Sebagai bentuk kesiapan teknologi lokal dalam mendukung hal tersebut, CEO Equnix, Julyanto, memaparkan proposal arsitektur infrastruktur penyimpanan data Electronic Health Record (EHR) nasional yang dirancang secara mandiri tanpa bergantung pada teknologi asing. Guna menjamin kendali penuh tetap berada di tangan pengguna, pengelolaan izin akses (consent) pada pasien dilakukan melalui aplikasi Caraka Mobile.
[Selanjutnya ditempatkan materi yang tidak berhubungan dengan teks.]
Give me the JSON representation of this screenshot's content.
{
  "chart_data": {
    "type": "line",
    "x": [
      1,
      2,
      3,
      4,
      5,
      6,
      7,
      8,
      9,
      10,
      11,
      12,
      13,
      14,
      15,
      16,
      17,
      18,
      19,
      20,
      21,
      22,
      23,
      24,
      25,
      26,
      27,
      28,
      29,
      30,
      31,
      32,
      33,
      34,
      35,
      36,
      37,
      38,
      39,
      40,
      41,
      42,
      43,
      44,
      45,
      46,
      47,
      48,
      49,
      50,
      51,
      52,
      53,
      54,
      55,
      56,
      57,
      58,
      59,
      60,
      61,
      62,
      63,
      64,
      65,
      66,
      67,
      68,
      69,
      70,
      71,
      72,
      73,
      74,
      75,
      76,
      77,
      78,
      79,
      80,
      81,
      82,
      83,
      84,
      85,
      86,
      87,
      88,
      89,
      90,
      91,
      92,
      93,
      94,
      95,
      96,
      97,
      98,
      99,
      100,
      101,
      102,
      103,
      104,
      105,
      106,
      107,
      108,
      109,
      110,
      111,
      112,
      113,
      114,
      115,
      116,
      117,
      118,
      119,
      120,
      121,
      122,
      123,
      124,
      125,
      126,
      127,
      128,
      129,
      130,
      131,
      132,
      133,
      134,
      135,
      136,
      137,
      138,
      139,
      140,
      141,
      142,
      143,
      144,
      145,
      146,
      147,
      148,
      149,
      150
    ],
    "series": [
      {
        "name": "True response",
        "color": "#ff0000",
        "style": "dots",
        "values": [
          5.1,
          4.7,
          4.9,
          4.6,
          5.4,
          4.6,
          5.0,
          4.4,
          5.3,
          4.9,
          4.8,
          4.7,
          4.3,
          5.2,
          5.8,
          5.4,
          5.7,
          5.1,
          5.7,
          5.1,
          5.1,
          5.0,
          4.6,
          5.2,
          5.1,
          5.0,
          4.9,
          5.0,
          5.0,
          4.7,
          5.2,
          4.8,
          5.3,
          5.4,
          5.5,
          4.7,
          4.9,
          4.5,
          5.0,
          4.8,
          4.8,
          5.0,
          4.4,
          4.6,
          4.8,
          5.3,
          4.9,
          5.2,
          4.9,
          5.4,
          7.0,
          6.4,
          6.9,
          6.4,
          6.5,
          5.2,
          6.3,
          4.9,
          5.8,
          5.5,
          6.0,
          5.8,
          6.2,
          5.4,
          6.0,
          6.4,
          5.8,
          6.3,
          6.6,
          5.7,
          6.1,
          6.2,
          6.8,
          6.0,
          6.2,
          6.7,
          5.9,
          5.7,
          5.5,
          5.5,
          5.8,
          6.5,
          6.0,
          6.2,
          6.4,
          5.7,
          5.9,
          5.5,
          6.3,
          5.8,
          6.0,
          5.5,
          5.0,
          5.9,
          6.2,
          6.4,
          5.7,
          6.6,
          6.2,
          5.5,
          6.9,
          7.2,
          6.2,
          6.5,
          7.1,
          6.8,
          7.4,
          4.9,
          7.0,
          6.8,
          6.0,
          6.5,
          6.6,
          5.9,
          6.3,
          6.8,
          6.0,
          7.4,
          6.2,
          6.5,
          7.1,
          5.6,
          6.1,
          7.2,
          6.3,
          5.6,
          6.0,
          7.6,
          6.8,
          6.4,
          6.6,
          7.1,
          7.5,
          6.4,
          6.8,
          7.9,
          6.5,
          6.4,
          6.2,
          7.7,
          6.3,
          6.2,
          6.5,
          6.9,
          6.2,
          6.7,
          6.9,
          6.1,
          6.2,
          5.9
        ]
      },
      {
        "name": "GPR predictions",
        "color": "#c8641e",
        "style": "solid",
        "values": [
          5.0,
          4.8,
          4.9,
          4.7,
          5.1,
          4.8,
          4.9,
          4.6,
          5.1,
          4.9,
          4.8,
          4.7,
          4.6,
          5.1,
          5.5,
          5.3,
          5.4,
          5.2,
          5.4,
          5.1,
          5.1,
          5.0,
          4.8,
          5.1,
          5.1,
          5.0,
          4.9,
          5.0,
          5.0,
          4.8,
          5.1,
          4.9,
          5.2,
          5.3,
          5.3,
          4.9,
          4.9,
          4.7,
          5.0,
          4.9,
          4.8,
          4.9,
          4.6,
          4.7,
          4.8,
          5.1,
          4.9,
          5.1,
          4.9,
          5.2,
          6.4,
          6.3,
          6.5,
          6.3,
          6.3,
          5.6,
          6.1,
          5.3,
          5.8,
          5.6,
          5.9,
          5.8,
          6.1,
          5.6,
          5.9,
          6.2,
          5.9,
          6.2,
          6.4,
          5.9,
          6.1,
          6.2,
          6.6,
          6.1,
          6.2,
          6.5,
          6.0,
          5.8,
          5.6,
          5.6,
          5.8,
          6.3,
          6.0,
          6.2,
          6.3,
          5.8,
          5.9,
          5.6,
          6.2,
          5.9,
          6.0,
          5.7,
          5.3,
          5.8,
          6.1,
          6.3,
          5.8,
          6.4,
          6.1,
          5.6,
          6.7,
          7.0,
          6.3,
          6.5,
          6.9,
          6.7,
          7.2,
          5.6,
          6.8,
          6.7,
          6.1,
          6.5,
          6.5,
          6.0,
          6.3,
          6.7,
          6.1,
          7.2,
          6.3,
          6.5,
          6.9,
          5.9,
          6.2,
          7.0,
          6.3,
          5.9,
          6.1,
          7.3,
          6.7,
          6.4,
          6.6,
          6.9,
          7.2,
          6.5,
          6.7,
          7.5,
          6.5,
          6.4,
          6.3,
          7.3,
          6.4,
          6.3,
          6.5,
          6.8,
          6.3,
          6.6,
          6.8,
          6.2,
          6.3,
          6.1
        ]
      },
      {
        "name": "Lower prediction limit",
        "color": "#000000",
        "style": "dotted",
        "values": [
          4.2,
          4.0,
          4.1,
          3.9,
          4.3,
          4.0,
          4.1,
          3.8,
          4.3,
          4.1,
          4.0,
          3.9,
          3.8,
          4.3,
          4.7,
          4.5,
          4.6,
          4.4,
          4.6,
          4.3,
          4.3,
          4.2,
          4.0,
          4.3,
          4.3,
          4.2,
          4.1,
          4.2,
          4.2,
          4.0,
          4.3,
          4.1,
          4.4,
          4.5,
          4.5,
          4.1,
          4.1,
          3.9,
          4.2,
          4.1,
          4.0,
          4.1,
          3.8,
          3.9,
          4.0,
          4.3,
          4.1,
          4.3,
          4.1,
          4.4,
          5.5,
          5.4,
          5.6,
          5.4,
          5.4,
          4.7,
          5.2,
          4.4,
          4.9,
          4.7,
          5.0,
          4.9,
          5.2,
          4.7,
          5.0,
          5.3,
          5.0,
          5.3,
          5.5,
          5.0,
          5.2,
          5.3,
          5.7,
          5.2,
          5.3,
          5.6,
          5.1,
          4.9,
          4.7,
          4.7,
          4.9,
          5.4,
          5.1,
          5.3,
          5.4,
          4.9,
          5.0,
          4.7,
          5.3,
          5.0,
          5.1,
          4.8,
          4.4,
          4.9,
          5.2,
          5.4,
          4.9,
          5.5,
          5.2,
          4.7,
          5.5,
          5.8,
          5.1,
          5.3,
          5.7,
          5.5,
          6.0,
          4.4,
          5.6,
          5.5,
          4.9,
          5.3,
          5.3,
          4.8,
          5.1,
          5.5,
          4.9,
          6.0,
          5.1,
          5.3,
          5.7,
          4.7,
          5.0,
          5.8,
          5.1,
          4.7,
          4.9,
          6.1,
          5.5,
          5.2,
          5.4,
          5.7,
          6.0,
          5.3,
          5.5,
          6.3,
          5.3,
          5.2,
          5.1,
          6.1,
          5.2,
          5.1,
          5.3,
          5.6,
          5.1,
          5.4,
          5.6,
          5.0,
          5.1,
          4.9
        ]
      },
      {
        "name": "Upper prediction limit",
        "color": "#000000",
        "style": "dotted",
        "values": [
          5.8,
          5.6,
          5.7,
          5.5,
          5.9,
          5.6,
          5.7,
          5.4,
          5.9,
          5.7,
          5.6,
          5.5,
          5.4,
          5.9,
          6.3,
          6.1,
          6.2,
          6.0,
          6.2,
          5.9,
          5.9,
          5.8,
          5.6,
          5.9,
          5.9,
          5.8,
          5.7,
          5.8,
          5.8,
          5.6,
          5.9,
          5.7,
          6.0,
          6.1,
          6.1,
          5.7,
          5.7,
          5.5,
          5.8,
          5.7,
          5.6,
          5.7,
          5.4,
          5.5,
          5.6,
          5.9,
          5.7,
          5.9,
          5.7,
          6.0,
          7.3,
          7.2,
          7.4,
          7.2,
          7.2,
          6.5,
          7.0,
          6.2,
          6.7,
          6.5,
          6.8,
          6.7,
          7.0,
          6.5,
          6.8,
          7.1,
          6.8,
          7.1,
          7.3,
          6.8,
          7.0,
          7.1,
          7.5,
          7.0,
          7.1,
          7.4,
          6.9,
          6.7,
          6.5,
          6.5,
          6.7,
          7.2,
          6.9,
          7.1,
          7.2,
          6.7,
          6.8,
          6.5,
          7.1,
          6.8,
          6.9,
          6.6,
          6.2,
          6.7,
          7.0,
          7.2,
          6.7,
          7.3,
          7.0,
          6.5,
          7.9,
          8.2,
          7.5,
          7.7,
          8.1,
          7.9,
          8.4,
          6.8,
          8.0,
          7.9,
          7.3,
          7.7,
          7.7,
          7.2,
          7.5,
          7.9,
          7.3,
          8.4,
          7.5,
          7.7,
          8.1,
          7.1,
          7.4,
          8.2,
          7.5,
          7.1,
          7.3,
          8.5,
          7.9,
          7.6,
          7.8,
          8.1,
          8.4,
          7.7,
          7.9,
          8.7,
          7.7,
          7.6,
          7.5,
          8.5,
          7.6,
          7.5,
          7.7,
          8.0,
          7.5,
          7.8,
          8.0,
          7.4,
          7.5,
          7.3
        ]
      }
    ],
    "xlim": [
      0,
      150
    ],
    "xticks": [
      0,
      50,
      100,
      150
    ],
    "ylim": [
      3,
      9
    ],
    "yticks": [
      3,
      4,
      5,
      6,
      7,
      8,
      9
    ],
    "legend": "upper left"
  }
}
Melalui mekanisme ini, pasien dapat memberikan persetujuan akses rekam medis secara fleksibel dengan pencatatan yang sistematis, termasuk delegasi akses kepada anggota keluarga yang sah.
Equnix juga menawarkan metode pemisahan antara data profil pribadi dan data klinis pasien. Data medis yang telah dianonimkan diolah oleh AI untuk mendukung kebutuhan diagnosis prediktif serta meningkatkan ketahanan nasional lewat ketahanan kesehatan yang mumpuni. Selanjutnya, data klinis dan profil pribadi pasien akan disatukan kembali secara utuh pada lapis profil (profile mapper) saat dibutuhkan oleh tenaga medis yang memiliki wewenang akses.
Sejalan dengan proposal tersebut, berbagai pembicara dalam seminar ini juga memaparkan bahwa saat ini riset pemanfaatan AI di sektor kesehatan sedang digencarkan. Penjajakan riset tersebut diarahkan pada kemampuan AI dalam membantu meningkatkan akurasi klinis, seperti mendeteksi berbagai macam penyakit secara lebih presisi, meningkatkan efisiensi administrasi, mempercepat validasi klaim BPJS, serta mengoptimalkan sistem penerimaan pasien di IGD berdasarkan skala prioritas gejala dan ketersediaan ruang perawatan.
Pertemuan di Surabaya ini menjadi sinyal positif bahwa infrastruktur teknologi lokal sedang dipersiapkan untuk menopang kebutuhan rekam medis nasional yang aman dan mandiri. Sinergi awal antara ketegasan regulasi Kemenkes, riset dari akademisi, dan solusi keamanan dari Equnix diharapkan dapat menjadi modal dasar penting dalam membangun ekosistem kesehatan yang aman dan terintegrasi di Indonesia.